Reform bleibt hinter Erwartungen zurück

Ver.di fordert umfangreichere Reform des Urhebervertragsrechts

Die Vereinte Dienstleistungsgewerkschaft (ver.di) ist nicht zufrieden mit dem neuen Urhebervertragsrecht, welches der Bundestag am Donnerstag, den 15. Dezember verabschiedet hat. Ver.di würde sich eine umfangreichere Reform wünschen, welche mehr auf die Urheber eingeht. 

Verdi“Das neue Gesetz hilft den Kreativen kaum. Gewollt war ein Gesetz zur Stärkung der Urheberinnen und Urheber, doch davon ist wenig übrig geblieben”, sagte der stellvertretende ver.di-Vorsitzende Frank Werneke. Konkret meint Werneke damit die Regelungen zum Verbandsklagerecht für Gewerkschaften und Verbände. Dieses wurde stark eingeschränkt und macht es einem Gewerkschaftsverband wie ver.di schwer, seine Mitglieder als kollektiv zu vertreten.” Leider konnten sich die Verwerter an vielen Stellen durchsetzen, so dass das Verbandsklagerecht auf ein Minimum beschränkt wird” so Werneke weiter. 

Auch sehr skeptisch steht der Stellvertretende ver.di-Vorsitzende die neue Regelung zum Zweitverwertungsrecht. Diese sieht vor, dass alle Urheberinnen und Urheber nach zehn Jahren ein Zweitverwertungsrecht bei pauschaler Vergütung erhalten. Darin bestehe die Gefahr, dass eine Pauschalvergütung “hoffähig” gemacht würde. Stattdessen müsse das Recht auf Zweitverwertung genutzt werden, um die in vielen Bereichen der Medien- und Kulturbranche üblichen Ewigkeitsverträge zurück zu drängen, so die Forderungen von Werneke.

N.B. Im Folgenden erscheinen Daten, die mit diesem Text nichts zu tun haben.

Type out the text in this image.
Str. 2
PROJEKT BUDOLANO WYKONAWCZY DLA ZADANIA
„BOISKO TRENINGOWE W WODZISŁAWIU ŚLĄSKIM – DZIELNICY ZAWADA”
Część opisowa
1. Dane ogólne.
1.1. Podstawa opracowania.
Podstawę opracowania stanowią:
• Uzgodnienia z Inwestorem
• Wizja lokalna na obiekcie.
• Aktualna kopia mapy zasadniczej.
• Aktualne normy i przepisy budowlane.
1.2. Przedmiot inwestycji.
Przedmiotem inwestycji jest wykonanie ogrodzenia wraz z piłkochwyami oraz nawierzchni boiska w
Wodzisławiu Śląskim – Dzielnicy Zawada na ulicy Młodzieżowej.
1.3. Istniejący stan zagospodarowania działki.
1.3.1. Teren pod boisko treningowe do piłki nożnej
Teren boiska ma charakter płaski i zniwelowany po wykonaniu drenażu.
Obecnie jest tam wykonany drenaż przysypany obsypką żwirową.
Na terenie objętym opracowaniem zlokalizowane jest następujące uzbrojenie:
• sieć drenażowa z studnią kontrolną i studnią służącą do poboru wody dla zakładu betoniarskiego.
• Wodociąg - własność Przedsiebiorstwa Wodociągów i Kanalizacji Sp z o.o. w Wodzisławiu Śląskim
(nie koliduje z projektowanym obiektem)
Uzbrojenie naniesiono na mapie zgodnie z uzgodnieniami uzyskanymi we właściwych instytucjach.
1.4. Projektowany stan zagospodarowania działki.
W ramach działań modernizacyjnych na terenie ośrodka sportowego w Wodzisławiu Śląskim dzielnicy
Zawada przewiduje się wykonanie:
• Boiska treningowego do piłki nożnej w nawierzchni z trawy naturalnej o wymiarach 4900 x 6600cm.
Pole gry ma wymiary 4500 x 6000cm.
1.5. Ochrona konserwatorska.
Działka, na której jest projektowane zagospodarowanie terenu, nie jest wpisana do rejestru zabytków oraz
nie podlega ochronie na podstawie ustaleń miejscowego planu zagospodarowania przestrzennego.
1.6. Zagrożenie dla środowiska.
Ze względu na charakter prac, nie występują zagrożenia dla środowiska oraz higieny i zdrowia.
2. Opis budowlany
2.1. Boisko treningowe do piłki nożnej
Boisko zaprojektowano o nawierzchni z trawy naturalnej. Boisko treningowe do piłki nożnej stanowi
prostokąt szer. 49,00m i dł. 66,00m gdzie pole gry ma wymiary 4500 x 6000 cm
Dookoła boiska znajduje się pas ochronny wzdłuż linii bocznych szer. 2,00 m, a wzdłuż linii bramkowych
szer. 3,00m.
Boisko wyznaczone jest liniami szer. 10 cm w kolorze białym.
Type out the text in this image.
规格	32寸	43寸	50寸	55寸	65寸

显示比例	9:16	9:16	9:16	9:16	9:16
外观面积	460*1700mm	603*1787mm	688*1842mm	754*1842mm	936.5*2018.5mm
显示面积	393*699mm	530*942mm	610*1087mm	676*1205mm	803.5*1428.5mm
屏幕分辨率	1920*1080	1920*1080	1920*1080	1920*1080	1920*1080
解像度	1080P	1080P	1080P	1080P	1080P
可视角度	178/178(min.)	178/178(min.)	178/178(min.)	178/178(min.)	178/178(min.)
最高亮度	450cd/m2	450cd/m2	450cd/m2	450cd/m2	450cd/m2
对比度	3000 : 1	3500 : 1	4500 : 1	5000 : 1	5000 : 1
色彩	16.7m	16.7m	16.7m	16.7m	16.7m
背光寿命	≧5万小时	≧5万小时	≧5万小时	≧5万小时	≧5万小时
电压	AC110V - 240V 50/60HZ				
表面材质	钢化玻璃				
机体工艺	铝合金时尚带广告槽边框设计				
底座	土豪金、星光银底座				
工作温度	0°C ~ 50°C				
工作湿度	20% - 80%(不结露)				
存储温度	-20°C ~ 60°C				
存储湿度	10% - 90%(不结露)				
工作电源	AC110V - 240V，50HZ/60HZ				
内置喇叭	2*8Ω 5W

Einen Sieg können die Urheberinnen und Urheber sowie ausübende Künstlerinnen und Künstler allerdings verzeichnen. Diese haben jetzt jährlich und ohne Anlass Anspruch auf Auskunft über die Nutzung Ihrer Werke. Dieser Anspruch gilt auch für einige Bereiche der Lizenzkette und war Teil einer Forderung von ver.di.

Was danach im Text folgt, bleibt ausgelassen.